En effet d’après l’article 15 de la loi EGAlim pour l'équilibre des relations commerciales dans le secteur agricole et alimentaire et une alimentation saine, durable et accessible à tous permet au gouvernement dans les 4 mois de prendre des ordonnances de mesures visant à :
- Affecter le prix d'achat effectif défini au deuxième alinéa de l'article L. 442-2 du code de commerce d'un coefficient égal à 1,1 pour les denrées alimentaires et les produits destinés à l'alimentation des animaux de compagnie, revendus en l'état au consommateur ;
- Encadrer en valeur et en volume les opérations promotionnelles financées par le distributeur ou le fournisseur portant sur la vente au consommateur de denrées alimentaires et de produits destinés à l'alimentation des animaux de compagnie, et de définir les sanctions administratives permettant d'assurer l'effectivité de ces dispositions.
D’ailleurs l’ordonnance du 12 décembre 2018, qui prévoit un relèvement du seuil de revente à perte et à l’encadrement des promotions pour les denrées et certains produits alimentaires, est entrée en vigueur le 1er février dernier.
Cette ordonnance oblige les distributeurs à ne plus vendre à prix coûtant (le seuil de revente à perte (SRP) à partir duquel les commerçants peuvent vendre des denrées alimentaires est réhaussé de 10%).
Le schéma basique consisterait à simplifier les choses aux maximum et à répercuter les seuils sur les consommateurs. Comment ? Par le biais des distributeurs qui ayant l’habitude de vendre certains produits à prix coûtant devraient augmenter ces produits de 10%.
Mais si au lieu d’augmenter les produits, la solution passait par les marges des distributeurs et par des produits de qualité notamment à travers les deux nouveaux labels en GMS pour 2020.
Baisse des marges et autres ripostes en GMS
Sur les produits d’appels baisser les marges s’avère être compliqué, en revanche et c’est la stratégie qu’ont mis en place Leclerc et Intermarché par exemple, ils vont baisser leurs prix sur les marques distributeurs car ils avaient des marges supérieures à 10% sur ces produits.
Au total, ce sont 4% des produits qui sont concernés, soit un millier dans un hypermarché qui compte 25.000 références.
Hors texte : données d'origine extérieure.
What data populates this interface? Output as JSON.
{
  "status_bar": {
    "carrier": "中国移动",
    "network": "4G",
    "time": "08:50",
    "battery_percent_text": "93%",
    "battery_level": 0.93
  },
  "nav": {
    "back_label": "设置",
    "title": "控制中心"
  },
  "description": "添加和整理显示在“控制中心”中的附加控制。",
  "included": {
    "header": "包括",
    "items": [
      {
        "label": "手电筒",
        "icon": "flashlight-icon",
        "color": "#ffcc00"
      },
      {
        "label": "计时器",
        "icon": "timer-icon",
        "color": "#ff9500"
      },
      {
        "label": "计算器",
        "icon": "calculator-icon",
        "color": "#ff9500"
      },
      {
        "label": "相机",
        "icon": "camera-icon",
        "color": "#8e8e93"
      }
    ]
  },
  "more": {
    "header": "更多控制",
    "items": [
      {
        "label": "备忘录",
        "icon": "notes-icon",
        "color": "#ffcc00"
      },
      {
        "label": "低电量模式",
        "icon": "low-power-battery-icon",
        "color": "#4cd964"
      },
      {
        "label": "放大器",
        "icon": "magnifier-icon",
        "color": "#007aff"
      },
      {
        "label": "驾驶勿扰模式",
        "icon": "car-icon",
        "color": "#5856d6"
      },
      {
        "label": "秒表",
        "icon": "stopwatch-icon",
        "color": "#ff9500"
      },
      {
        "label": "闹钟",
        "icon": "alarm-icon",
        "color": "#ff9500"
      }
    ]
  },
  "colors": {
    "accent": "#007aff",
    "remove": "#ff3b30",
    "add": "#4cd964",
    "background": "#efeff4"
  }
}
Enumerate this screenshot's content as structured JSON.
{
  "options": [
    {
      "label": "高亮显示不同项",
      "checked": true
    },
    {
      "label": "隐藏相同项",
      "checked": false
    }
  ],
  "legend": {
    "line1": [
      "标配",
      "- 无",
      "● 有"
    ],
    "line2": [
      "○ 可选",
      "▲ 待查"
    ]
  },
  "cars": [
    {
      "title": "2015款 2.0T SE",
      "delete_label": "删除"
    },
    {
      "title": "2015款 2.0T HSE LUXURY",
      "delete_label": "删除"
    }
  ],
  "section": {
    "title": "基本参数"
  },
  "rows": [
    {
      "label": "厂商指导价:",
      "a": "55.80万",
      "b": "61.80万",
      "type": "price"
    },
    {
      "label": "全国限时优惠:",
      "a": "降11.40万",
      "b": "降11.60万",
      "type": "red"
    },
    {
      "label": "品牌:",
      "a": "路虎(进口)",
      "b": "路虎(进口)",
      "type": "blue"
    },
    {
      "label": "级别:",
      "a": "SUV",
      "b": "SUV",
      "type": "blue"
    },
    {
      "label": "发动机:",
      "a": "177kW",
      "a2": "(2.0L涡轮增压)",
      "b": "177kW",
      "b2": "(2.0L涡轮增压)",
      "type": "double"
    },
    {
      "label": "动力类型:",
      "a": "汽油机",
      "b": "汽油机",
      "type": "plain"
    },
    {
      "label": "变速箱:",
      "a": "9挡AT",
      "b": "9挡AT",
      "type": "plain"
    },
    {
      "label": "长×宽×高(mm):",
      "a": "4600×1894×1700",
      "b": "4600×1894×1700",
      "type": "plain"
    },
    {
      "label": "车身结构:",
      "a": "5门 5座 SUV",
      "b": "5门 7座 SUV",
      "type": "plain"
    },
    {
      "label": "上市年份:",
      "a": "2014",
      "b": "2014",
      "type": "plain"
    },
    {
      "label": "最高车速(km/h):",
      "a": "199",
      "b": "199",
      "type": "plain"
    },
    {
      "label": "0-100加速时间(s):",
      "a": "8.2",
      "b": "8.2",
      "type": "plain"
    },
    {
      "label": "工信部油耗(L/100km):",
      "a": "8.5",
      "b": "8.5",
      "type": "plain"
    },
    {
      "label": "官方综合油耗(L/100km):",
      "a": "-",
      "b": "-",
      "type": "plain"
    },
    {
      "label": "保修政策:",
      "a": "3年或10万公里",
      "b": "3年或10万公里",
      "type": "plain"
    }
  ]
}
Le but de cette loi est de mieux rémunérer les agriculteurs en limitant la guerre des prix des distributeurs.
Mais la GMS ne voit pas les choses de la même manière, alors certes ils ne peuvent plus vendre à perte certains produits, mais ils ne veulent pas pour autant perdre en marge et en GMS on redouble d’ingéniosité.
Outre les marques de distributeurs (MDD) qui sacrifient leurs marges avec les produits de marque Carrefour, Marque Repère (Leclerc), Casino ou encore Paquito, Pâturages ou Monique Ranou (toutes chez Intermarché) en baissant leurs prix, les distributeurs ont également d’autres idées.
Depuis le 1er février, Carrefour remet des bons d’achats aux détenteurs de la carte de fidélité Carrefour sur 200 des 1 000 produits ayant vu leurs prix augmenter.
Ces remises vont de 5 centimes à 1,50€ selon les produits. Cette technique permettra de baisser les prix des produits stars tout en restant dans les clous de la loi pour la marge.
Vous l’aurez compris EGAlim n’a pas fini de faire parler d’elle mais les différentes filières s’organisent pour mieux appréhender les ordonnances du gouvernement.